EXCEPTION: Partners do receive compensation for winding up partnership business
Rights and Liabilities of Partners: Partner's Share of Profits and Losses
1. ABSENT an Agreement, PROFITS SHARED EQUALLY.

2. ABSENT an Agreement, LOSSES SHARED LIKE PROFITS.

** Don't be tricked by (a) facts that provide for disproportionate sharing of losses but silent on profits (default rule will apply); and (b) facts indicating partners made different contributions but silent on agreement of sharing profits or losses(default rules apply)
Dissolution (Definition)
1. In a 'partnership at will,' where there is no agreement, dissolution occurs automatically upon notice of express will by any General Partner to disassociate.

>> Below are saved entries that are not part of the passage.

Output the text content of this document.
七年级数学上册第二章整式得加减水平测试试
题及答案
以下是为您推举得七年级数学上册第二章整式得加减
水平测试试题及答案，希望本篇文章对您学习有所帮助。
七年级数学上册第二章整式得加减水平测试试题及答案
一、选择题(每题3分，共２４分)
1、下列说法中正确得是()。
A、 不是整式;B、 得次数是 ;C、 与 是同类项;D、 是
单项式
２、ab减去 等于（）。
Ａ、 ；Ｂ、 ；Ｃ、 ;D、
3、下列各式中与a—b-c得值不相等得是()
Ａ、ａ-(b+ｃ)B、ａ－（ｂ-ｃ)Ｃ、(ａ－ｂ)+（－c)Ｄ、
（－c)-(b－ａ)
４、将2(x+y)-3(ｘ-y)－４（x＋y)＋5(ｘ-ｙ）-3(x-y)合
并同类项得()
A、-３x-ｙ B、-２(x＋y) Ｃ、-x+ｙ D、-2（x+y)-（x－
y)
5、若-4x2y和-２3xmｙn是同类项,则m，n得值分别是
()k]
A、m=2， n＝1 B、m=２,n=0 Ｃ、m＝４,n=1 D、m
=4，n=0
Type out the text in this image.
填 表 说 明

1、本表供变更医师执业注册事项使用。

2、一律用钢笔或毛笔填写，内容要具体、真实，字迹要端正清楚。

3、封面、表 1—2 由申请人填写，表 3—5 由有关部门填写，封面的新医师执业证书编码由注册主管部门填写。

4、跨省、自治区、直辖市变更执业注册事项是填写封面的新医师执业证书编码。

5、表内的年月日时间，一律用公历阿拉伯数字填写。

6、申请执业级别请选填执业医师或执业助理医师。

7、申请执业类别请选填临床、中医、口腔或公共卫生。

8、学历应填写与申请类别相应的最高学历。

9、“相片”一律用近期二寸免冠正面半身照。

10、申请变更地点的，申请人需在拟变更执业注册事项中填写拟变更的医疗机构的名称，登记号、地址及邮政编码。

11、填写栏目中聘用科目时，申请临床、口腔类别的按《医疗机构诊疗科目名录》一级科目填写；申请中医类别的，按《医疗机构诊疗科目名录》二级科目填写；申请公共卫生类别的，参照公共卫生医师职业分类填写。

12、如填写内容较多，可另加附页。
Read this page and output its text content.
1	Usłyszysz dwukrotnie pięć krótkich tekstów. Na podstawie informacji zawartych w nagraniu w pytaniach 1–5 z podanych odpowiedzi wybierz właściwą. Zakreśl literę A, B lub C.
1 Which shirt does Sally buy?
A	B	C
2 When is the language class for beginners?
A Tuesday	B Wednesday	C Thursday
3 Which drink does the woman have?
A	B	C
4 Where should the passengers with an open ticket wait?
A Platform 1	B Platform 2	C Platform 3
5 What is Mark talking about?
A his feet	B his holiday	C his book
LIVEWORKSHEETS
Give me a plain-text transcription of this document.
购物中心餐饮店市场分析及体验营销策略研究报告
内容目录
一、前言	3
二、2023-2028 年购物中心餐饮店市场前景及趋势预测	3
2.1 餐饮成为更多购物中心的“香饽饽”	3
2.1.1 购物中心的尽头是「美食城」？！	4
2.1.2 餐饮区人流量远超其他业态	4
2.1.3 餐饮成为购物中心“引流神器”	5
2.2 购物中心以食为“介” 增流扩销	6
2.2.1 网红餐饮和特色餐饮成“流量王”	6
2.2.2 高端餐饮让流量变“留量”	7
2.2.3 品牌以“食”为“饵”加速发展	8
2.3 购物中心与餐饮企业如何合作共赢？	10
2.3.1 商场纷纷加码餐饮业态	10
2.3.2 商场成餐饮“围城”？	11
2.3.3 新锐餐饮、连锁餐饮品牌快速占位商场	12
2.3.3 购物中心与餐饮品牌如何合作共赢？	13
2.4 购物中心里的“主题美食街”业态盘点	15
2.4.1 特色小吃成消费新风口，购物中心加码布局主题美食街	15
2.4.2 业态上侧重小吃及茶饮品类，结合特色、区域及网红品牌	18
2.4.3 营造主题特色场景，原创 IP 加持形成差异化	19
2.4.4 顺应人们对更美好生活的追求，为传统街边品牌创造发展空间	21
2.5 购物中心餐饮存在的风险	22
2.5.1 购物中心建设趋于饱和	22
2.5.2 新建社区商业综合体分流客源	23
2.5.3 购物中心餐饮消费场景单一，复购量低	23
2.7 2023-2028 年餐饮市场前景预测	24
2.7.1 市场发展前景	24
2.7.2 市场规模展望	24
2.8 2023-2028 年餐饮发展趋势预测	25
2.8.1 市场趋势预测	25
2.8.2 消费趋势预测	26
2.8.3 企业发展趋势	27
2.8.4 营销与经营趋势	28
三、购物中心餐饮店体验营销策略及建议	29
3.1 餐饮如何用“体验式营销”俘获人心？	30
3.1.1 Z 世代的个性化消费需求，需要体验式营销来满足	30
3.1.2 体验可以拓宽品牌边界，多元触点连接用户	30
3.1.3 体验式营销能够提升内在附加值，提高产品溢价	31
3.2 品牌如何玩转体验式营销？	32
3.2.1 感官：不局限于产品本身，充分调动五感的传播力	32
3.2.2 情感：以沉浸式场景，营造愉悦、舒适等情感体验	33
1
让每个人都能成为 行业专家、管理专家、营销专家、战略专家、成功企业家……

2. In a Partnership not at will, where there is an agreement, dissolution occurs upon the happening of an event specified in the agreement or upon the majority vote of the partners to dissolve w/in 90 days of disassociation.
Termination and Winding Up

(Definitions)
TERMINATION = The Real End

WINDING UP = Period b/w dissolution and Termination in which remaining partners must liquidate the partnership assets to satisfy the partnership creditors.
Compensation for Winding Up
Partners do receive compensation for winding up
Liability for Winding Up
(Old Business)
OLD BUSINESS: Partnership, and therefore, its individual general partners, retain liability to wind up on all transactions to wind up the business.
Liability for Winding Up
(New Business)
Partnership, and therefore, its individual general partners, still retain liability for New Business until:
(1) actual notice of dissolution is given to creditors; OR
(2) until 90 days after filing a Statement of Dissolution w/ the State.
Priority of Distribution
Each level of priority must be fully satisfied b/f beginning the next level in this order:
(1) All outside and inside creditors;
(2) Capital Contributions;
(3) Profits, if any, or losses are shared equally (unless agreements says otherwise)
Rule for distribution to partners at termination of business
RULE: Each Partner must be repaid his or her loans and capital contributions, plus that partner's share of the profits or minus that partner's share of the losses.